I glanced over my shoulder, almost thinking of telling him to shut up when he showed me a gap-toothed grin.

‘Dis father go dey here dey preach till all the food go cold and nobody go chop am sef!’ he added.


Although his face put me off, I laughed quietly, because someone had once uttered something similar when I attended a burial two months ago in Mbano. In fact, some young men had harassed a girl, who strutted past with a tray of eba and onugbu soup, apparently ignoring their own canopy. Just last week Friday, at another burial, an elderly woman had lumbered out from a canopy. With her wizened face turning strangely raw, she threatened to slap a lady for first serving another canopy before theirs. ‘Don’t you know we are in-laws who came all the way from Afikpo?’ the hag had barked.

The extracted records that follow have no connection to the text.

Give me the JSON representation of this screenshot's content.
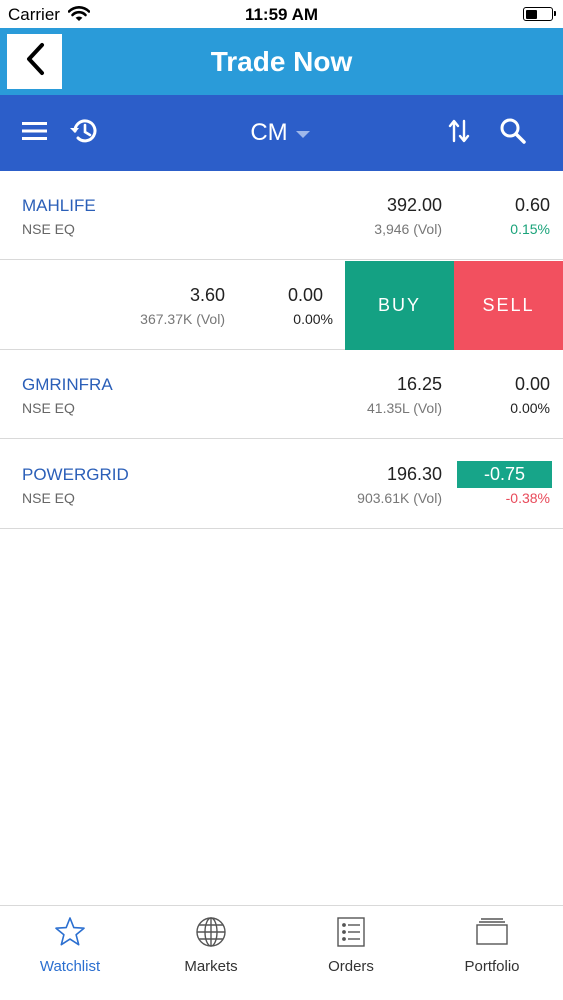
{
  "status_bar": {
    "carrier": "Carrier",
    "time": "11:59 AM",
    "battery_level": 0.45
  },
  "header": {
    "title": "Trade Now",
    "back_icon": "chevron-left-icon"
  },
  "toolbar": {
    "segment": "CM",
    "icons": [
      "menu-icon",
      "history-icon",
      "sort-icon",
      "search-icon"
    ]
  },
  "watchlist": [
    {
      "symbol": "MAHLIFE",
      "exchange": "NSE EQ",
      "ltp": "392.00",
      "volume": "3,946 (Vol)",
      "change": "0.60",
      "change_pct": "0.15%"
    },
    {
      "symbol": "",
      "exchange": "",
      "ltp": "3.60",
      "volume": "367.37K (Vol)",
      "change": "0.00",
      "change_pct": "0.00%",
      "buy_label": "BUY",
      "sell_label": "SELL"
    },
    {
      "symbol": "GMRINFRA",
      "exchange": "NSE EQ",
      "ltp": "16.25",
      "volume": "41.35L (Vol)",
      "change": "0.00",
      "change_pct": "0.00%"
    },
    {
      "symbol": "POWERGRID",
      "exchange": "NSE EQ",
      "ltp": "196.30",
      "volume": "903.61K (Vol)",
      "change": "-0.75",
      "change_pct": "-0.38%"
    }
  ],
  "tab_bar": {
    "tabs": [
      {
        "label": "Watchlist",
        "icon": "star-icon",
        "active": true
      },
      {
        "label": "Markets",
        "icon": "globe-icon"
      },
      {
        "label": "Orders",
        "icon": "orders-list-icon"
      },
      {
        "label": "Portfolio",
        "icon": "portfolio-icon"
      }
    ]
  },
  "colors": {
    "header": "#2a9bd9",
    "toolbar": "#2c5ec9",
    "buy": "#14a183",
    "sell": "#f2505f",
    "positive": "#1aa37a",
    "negative": "#e84a5a",
    "active_tab": "#2b6fd0"
  }
}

Right there, I quickly remembered another burial I had attended with a friend. His friend had died in Boston and was flown back to his hometown in Obowo. Nearly the whole community thronged out to mourn the Harvard-trained medical doctor. He was just twenty-eight. His people had apportioned some plots of land on which he was to build a hospital. And he’d died.

I felt stabbed with grief in the heart, just like every other person who heard about the demise of the young man. I didn’t know the young achiever, but his untimely death reminded me of another’s friend’s cousin, who passed away in Germany after years of training as a nuclear scientist. He too was brilliant, promising, less than thirty years old. In both burials, most people gnashed their teeth, and wailed, as if they would never be consoled. So I thought.

After the committal however, food appeared – although people looked distant as though they had decided to go on fasting to prove how miserable they really were. But there was a sudden scramble shortly after, for it seemed the refreshment might not go round, someone had whispered. The man seated next to me was glaring at the malt drink in his hand. I was shocked to hear him say, ‘Which kain drink be dis? Dem no fit serve Malta Guinness, dis one dey run belly.’

That was not the end, someone else grumbled about the size of the beef. When the food came to my row, I was still feeling downcast and disoriented. I didn’t want to believe that death could snatch a man so young, so full of promises. Ginika, my friend, noticed my hesitation. He elbowed me, pointing to the tray. My hand hovered over it still, before I finally picked up a plate of jollof rice with sizable beef.

‘What is wrong with you?’ Ginika asked, looking puzzled.

‘I don’t see any reason why his parents should even serve us food and drinks. The guy was barely –’ I started to say, but he cut me off.

‘No be you kill am, come on, chop the food.’

I stared, speechless, at Ginika. Then I stared at the people who were busy wolfing down food into their mouths and, conscious of an ashy taste in my own mouth, I dropped my plate on the ground and slowly shook my head.